I was intrigued by yesterday’s story that the Tories will save money by capping pay at the top of the public sector so that no-one earns more than 20 times the lowest paid. They also say they won’t fill vacancies in public sector back-office functions when they arise.
Apparently bosses at 10 of the companies supporting the Tory plans for NI would take a combined £74m pay cut if the rule were to be applied to them. Or, as one letter in the Guardian points out, Stuart Rose can have his way on CEO’s pay as long as shelf-stackers at M&S get £750,000. Sadly, this doesn’t seem likely.
I don’t have a problem with slimming down government. Some public sector pay packages are excessive. Of course there will be cuts, and there is waste to be eliminated – although not as much as is being claimed. I’ve worked with officials on very high salaries who couldn’t manage their way out of a paper bag and that isn’t acceptable. My problem is with the sense that the private sector is to be protected at all costs, while the public sector is for losers who can’t hack it in the real world, and who don’t do anything important anyway so no-one will miss them when they’re gone.

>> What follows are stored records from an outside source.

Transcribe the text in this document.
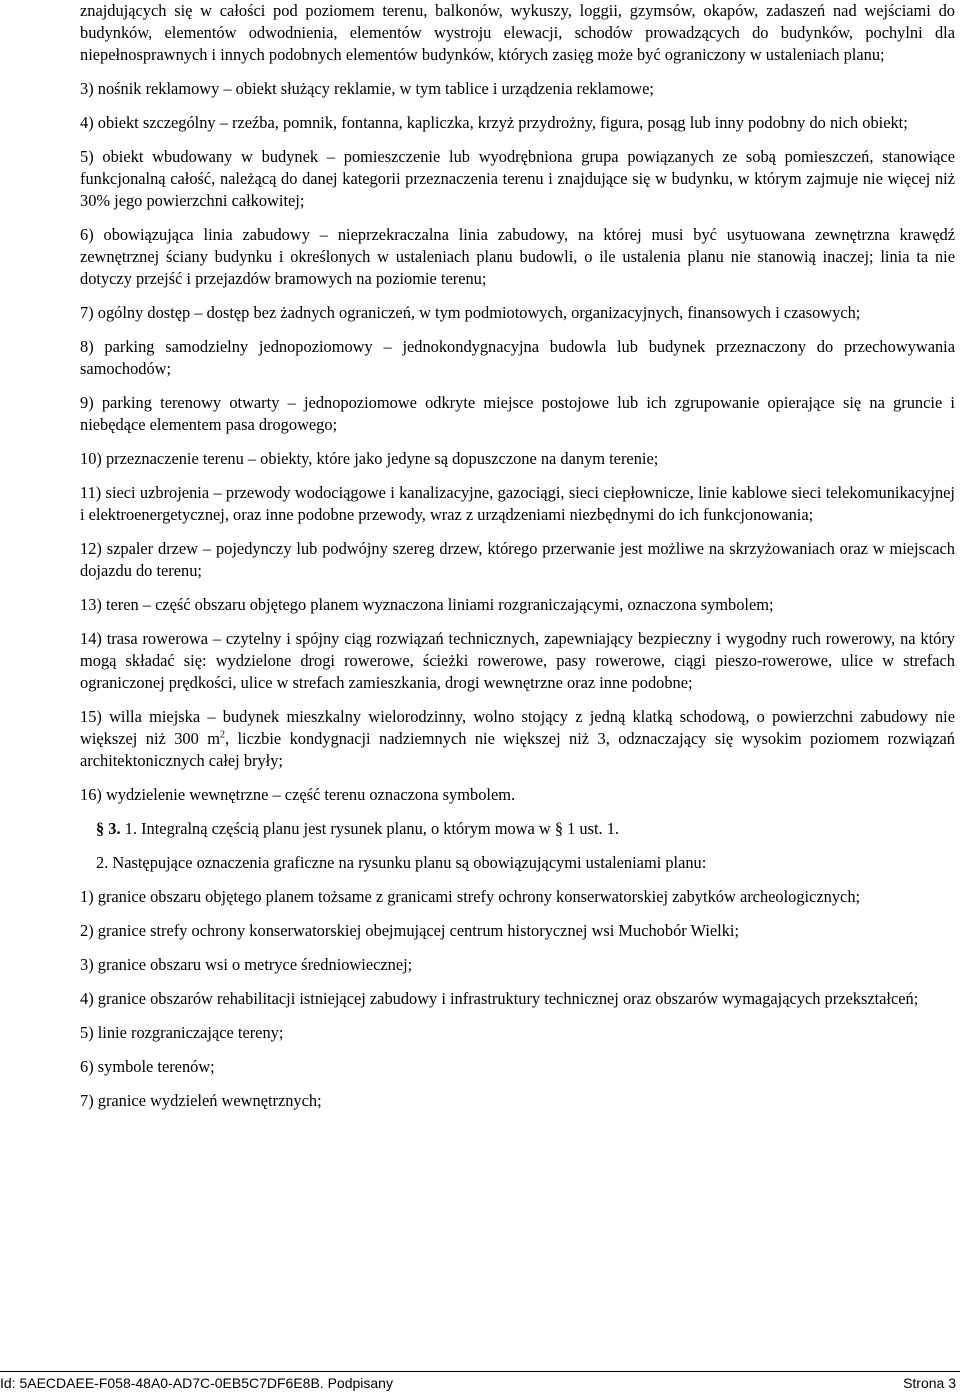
znajdujących się w całości pod poziomem terenu, balkonów, wykuszy, loggii, gzymsów, okapów, zadaszeń nad wejściami do budynków, elementów odwodnienia, elementów wystroju elewacji, schodów prowadzących do budynków, pochylni dla niepełnosprawnych i innych podobnych elementów budynków, których zasięg może być ograniczony w ustaleniach planu;
3) nośnik reklamowy – obiekt służący reklamie, w tym tablice i urządzenia reklamowe;
4) obiekt szczególny – rzeźba, pomnik, fontanna, kapliczka, krzyż przydrożny, figura, posąg lub inny podobny do nich obiekt;
5) obiekt wbudowany w budynek – pomieszczenie lub wyodrębniona grupa powiązanych ze sobą pomieszczeń, stanowiące funkcjonalną całość, należącą do danej kategorii przeznaczenia terenu i znajdujące się w budynku, w którym zajmuje nie więcej niż 30% jego powierzchni całkowitej;
6) obowiązująca linia zabudowy – nieprzekraczalna linia zabudowy, na której musi być usytuowana zewnętrzna krawędź zewnętrznej ściany budynku i określonych w ustaleniach planu budowli, o ile ustalenia planu nie stanowią inaczej; linia ta nie dotyczy przejść i przejazdów bramowych na poziomie terenu;
7) ogólny dostęp – dostęp bez żadnych ograniczeń, w tym podmiotowych, organizacyjnych, finansowych i czasowych;
8) parking samodzielny jednopoziomowy – jednokondygnacyjna budowla lub budynek przeznaczony do przechowywania samochodów;
9) parking terenowy otwarty – jednopoziomowe odkryte miejsce postojowe lub ich zgrupowanie opierające się na gruncie i niebędące elementem pasa drogowego;
10) przeznaczenie terenu – obiekty, które jako jedyne są dopuszczone na danym terenie;
11) sieci uzbrojenia – przewody wodociągowe i kanalizacyjne, gazociągi, sieci ciepłownicze, linie kablowe sieci telekomunikacyjnej i elektroenergetycznej, oraz inne podobne przewody, wraz z urządzeniami niezbędnymi do ich funkcjonowania;
12) szpaler drzew – pojedynczy lub podwójny szereg drzew, którego przerwanie jest możliwe na skrzyżowaniach oraz w miejscach dojazdu do terenu;
13) teren – część obszaru objętego planem wyznaczona liniami rozgraniczającymi, oznaczona symbolem;
14) trasa rowerowa – czytelny i spójny ciąg rozwiązań technicznych, zapewniający bezpieczny i wygodny ruch rowerowy, na który mogą składać się: wydzielone drogi rowerowe, ścieżki rowerowe, pasy rowerowe, ciągi pieszo-rowerowe, ulice w strefach ograniczonej prędkości, ulice w strefach zamieszkania, drogi wewnętrzne oraz inne podobne;
15) willa miejska – budynek mieszkalny wielorodzinny, wolno stojący z jedną klatką schodową, o powierzchni zabudowy nie większej niż 300 $m^2$, liczbie kondygnacji nadziemnych nie większej niż 3, odznaczający się wysokim poziomem rozwiązań architektonicznych całej bryły;
16) wydzielenie wewnętrzne – część terenu oznaczona symbolem.
§ 3. 1. Integralną częścią planu jest rysunek planu, o którym mowa w § 1 ust. 1.
2. Następujące oznaczenia graficzne na rysunku planu są obowiązującymi ustaleniami planu:
1) granice obszaru objętego planem tożsame z granicami strefy ochrony konserwatorskiej zabytków archeologicznych;
2) granice strefy ochrony konserwatorskiej obejmującej centrum historycznej wsi Muchobór Wielki;
3) granice obszaru wsi o metryce średniowiecznej;
4) granice obszarów rehabilitacji istniejącej zabudowy i infrastruktury technicznej oraz obszarów wymagających przekształceń;
5) linie rozgraniczające tereny;
6) symbole terenów;
7) granice wydzieleń wewnętrznych;
Id: 5AECDAEE-F058-48A0-AD7C-0EB5C7DF6E8B. Podpisany	Strona 3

There’s certainly an argument that government can no longer afford to do everything. The politicans’ job is to make some principled choices about what work needs to continue and what should stop, so that the important areas that remain can be properly supported. Announcing what these priorities will be would allow the electorate to make an informed choice about what might happen after an election. Fudging that issue pre-election, or pretending that the problem can be solved by screwing down pay in the public sector and allowing services to be run like a giant game of musical chairs is dishonest.